第五步,匯總全院各科室的目標參考值,計算全院藥占比的管控目標值。根據前四步過程,基本能夠測算出醫院各科室的次均住院費、次均藥費等信息,再根據各科室年度出院人次的預算數據(具體的預算方法可參考相關文獻[17]),就可測算出各科室的住院總費用及總藥費數據,進而測算出醫院住院科室藥占比的目標參考值。





4 討論
藥占比是衡量醫院綜合管理能力的重要指標,可間接反映醫院的整體用藥水平[18]。然而,國內目前尚無關于合理制定醫院內部藥占比指標標準的測算方法與流程的相關文獻。許多醫院通常做法仍然是通過計算醫院各科室近幾年藥占比實際水平來確定一個藥占比的管控目標。這種做法的優勢在于操作簡便、易于理解,但其弊端在于未充分考慮到不同臨床科室不同藥占比影響因素的差異性。

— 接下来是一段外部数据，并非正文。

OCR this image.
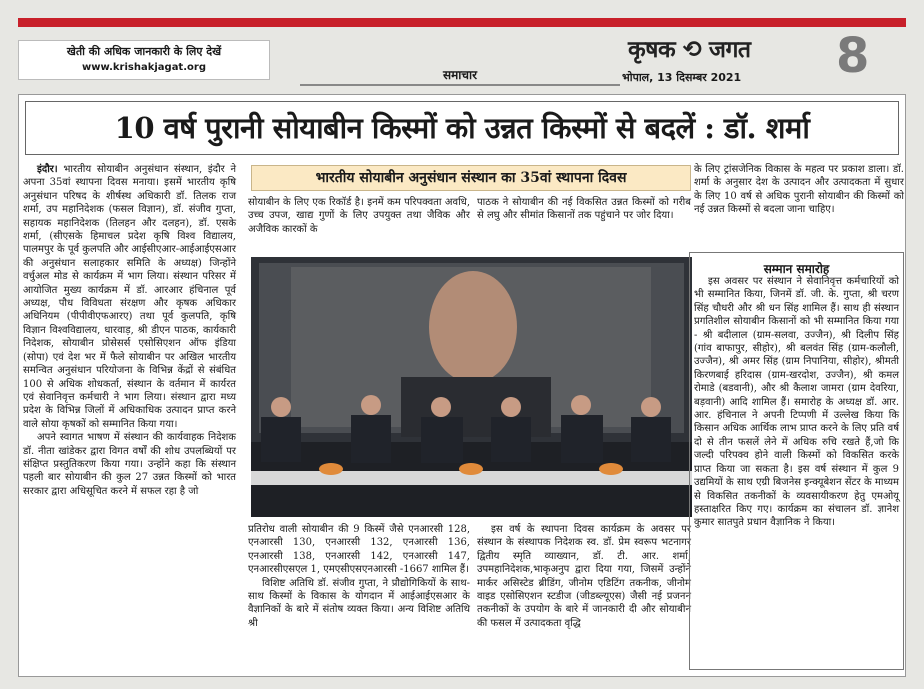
खेती की अधिक जानकारी के लिए देखें
www.krishakjagat.org
समाचार
कृषक ⟲ जगत
भोपाल, 13 दिसम्बर 2021 8
10 वर्ष पुरानी सोयाबीन किस्मों को उन्नत किस्मों से बदलें : डॉ. शर्मा

इंदौर। भारतीय सोयाबीन अनुसंधान संस्थान, इंदौर ने अपना 35वां स्थापना दिवस मनाया। इसमें भारतीय कृषि अनुसंधान परिषद के शीर्षस्थ अधिकारी डॉ. तिलक राज शर्मा, उप महानिदेशक (फसल विज्ञान), डॉ. संजीव गुप्ता, सहायक महानिदेशक (तिलहन और दलहन), डॉ. एसके शर्मा, (सीएसके हिमाचल प्रदेश कृषि विश्व विद्यालय, पालमपुर के पूर्व कुलपति और आईसीएआर-आईआईएसआर की अनुसंधान सलाहकार समिति के अध्यक्ष) जिन्होंने वर्चुअल मोड से कार्यक्रम में भाग लिया। संस्थान परिसर में आयोजित मुख्य कार्यक्रम में डॉ. आरआर हंचिनाल पूर्व अध्यक्ष, पौध विविधता संरक्षण और कृषक अधिकार अधिनियम (पीपीवीएफआरए) तथा पूर्व कुलपति, कृषि विज्ञान विश्वविद्यालय, धारवाड़, श्री डीएन पाठक, कार्यकारी निदेशक, सोयाबीन प्रोसेसर्स एसोसिएशन ऑफ इंडिया (सोपा) एवं देश भर में फैले सोयाबीन पर अखिल भारतीय समन्वित अनुसंधान परियोजना के विभिन्न केंद्रों से संबंधित 100 से अधिक शोधकर्ता, संस्थान के वर्तमान में कार्यरत एवं सेवानिवृत्त कर्मचारी ने भाग लिया। संस्थान द्वारा मध्य प्रदेश के विभिन्न जिलों में अधिकाधिक उत्पादन प्राप्त करने वाले सोया कृषकों को सम्मानित किया गया।

अपने स्वागत भाषण में संस्थान की कार्यवाहक निदेशक डॉ. नीता खांडेकर द्वारा विगत वर्षों की शोध उपलब्धियों पर संक्षिप्त प्रस्तुतिकरण किया गया। उन्होंने कहा कि संस्थान पहली बार सोयाबीन की कुल 27 उन्नत किस्मों को भारत सरकार द्वारा अधिसूचित करने में सफल रहा है जो

भारतीय सोयाबीन अनुसंधान संस्थान का 35वां स्थापना दिवस
सोयाबीन के लिए एक रिकॉर्ड है। इनमें कम परिपक्वता अवधि, उच्च उपज, खाद्य गुणों के लिए उपयुक्त तथा जैविक और अजैविक कारकों के
पाठक ने सोयाबीन की नई विकसित उन्नत किस्मों को गरीब से लघु और सीमांत किसानों तक पहुंचाने पर जोर दिया।

प्रतिरोध वाली सोयाबीन की 9 किस्में जैसे एनआरसी 128, एनआरसी 130, एनआरसी 132, एनआरसी 136, एनआरसी 138, एनआरसी 142, एनआरसी 147, एनआरसीएसएल 1, एमएसीएसएनआरसी -1667 शामिल हैं।

विशिष्ट अतिथि डॉ. संजीव गुप्ता, ने प्रौद्योगिकियों के साथ-साथ किस्मों के विकास के योगदान में आईआईएसआर के वैज्ञानिकों के बारे में संतोष व्यक्त किया। अन्य विशिष्ट अतिथि श्री

इस वर्ष के स्थापना दिवस कार्यक्रम के अवसर पर संस्थान के संस्थापक निदेशक स्व. डॉ. प्रेम स्वरूप भटनागर द्वितीय स्मृति व्याख्यान, डॉ. टी. आर. शर्मा, उपमहानिदेशक,भाकृअनुप द्वारा दिया गया, जिसमें उन्होंने मार्कर असिस्टेड ब्रीडिंग, जीनोम एडिटिंग तकनीक, जीनोम वाइड एसोसिएशन स्टडीज (जीडब्ल्यूएस) जैसी नई प्रजनन तकनीकों के उपयोग के बारे में जानकारी दी और सोयाबीन की फसल में उत्पादकता वृद्धि

के लिए ट्रांसजेनिक विकास के महत्व पर प्रकाश डाला। डॉ. शर्मा के अनुसार देश के उत्पादन और उत्पादकता में सुधार के लिए 10 वर्ष से अधिक पुरानी सोयाबीन की किस्मों को नई उन्नत किस्मों से बदला जाना चाहिए।
सम्मान समारोह
इस अवसर पर संस्थान ने सेवानिवृत्त कर्मचारियों को भी सम्मानित किया, जिनमें डॉ. जी. के. गुप्ता, श्री चरण सिंह चौधरी और श्री धन सिंह शामिल हैं। साथ ही संस्थान प्रगतिशील सोयाबीन किसानों को भी सम्मानित किया गया - श्री बदीलाल (ग्राम-सलवा, उज्जैन), श्री दिलीप सिंह (गांव बाफापुर, सीहोर), श्री बलवंत सिंह (ग्राम-कलौली, उज्जैन), श्री अमर सिंह (ग्राम निपानिया, सीहोर), श्रीमती किरणबाई हरिदास (ग्राम-खरदोश, उज्जैन), श्री कमल रोमाडे (बडवानी), और श्री कैलाश जामरा (ग्राम देवरिया, बड़वानी) आदि शामिल हैं। समारोह के अध्यक्ष डॉ. आर. आर. हंचिनाल ने अपनी टिप्पणी में उल्लेख किया कि किसान अधिक आर्थिक लाभ प्राप्त करने के लिए प्रति वर्ष दो से तीन फसलें लेने में अधिक रुचि रखते हैं,जो कि जल्दी परिपक्व होने वाली किस्मों को विकसित करके प्राप्त किया जा सकता है। इस वर्ष संस्थान में कुल 9 उद्यमियों के साथ एग्री बिजनेस इन्क्यूबेशन सेंटर के माध्यम से विकसित तकनीकों के व्यवसायीकरण हेतु एमओयू हस्ताक्षरित किए गए। कार्यक्रम का संचालन डॉ. ज्ञानेश कुमार सातपुते प्रधान वैज्ञानिक ने किया।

控制藥品費用需要雙管齊下,藥占比只是一個統計數值,單純控制其指標值的高低并不能解決目前醫療機構不合理用藥及藥費高的問題。因此,本文在制定醫院臨床科室藥占比指標標準時主要先從控制科室次均住院費用入手,從根源上遏制科室采用盲目增加住院收入來降低藥占比的畸形現象。本文充分考慮到醫院內不同科室藥費組成差異,分別采用不同的測算方法制定相應的指標標準,如外科系統需將麻醉藥品剔除后再制定其藥占比指標標準等,其目的是使不同臨床科室能更自主、有效地管理科內醫生的臨床用藥情況。另外,本文通過先確定臨床科室次均住院費、次均藥費及其各科室的年度出院人次預算值測算全院醫療收入及藥品收入情況,從而測算出全院藥占比的目標參考值,避免出現科室藥占比指標有不同程度下降,而醫院總藥占比卻不一定下降的現象。
總之,本文所制定的醫院藥占比指標標準的測算方法和流程在一定程度上解決了科室藥占比指標標準到底如何設定、設定多少才合適的問題,同時也為醫院該如何總體管控全院藥占比指標提供了參考。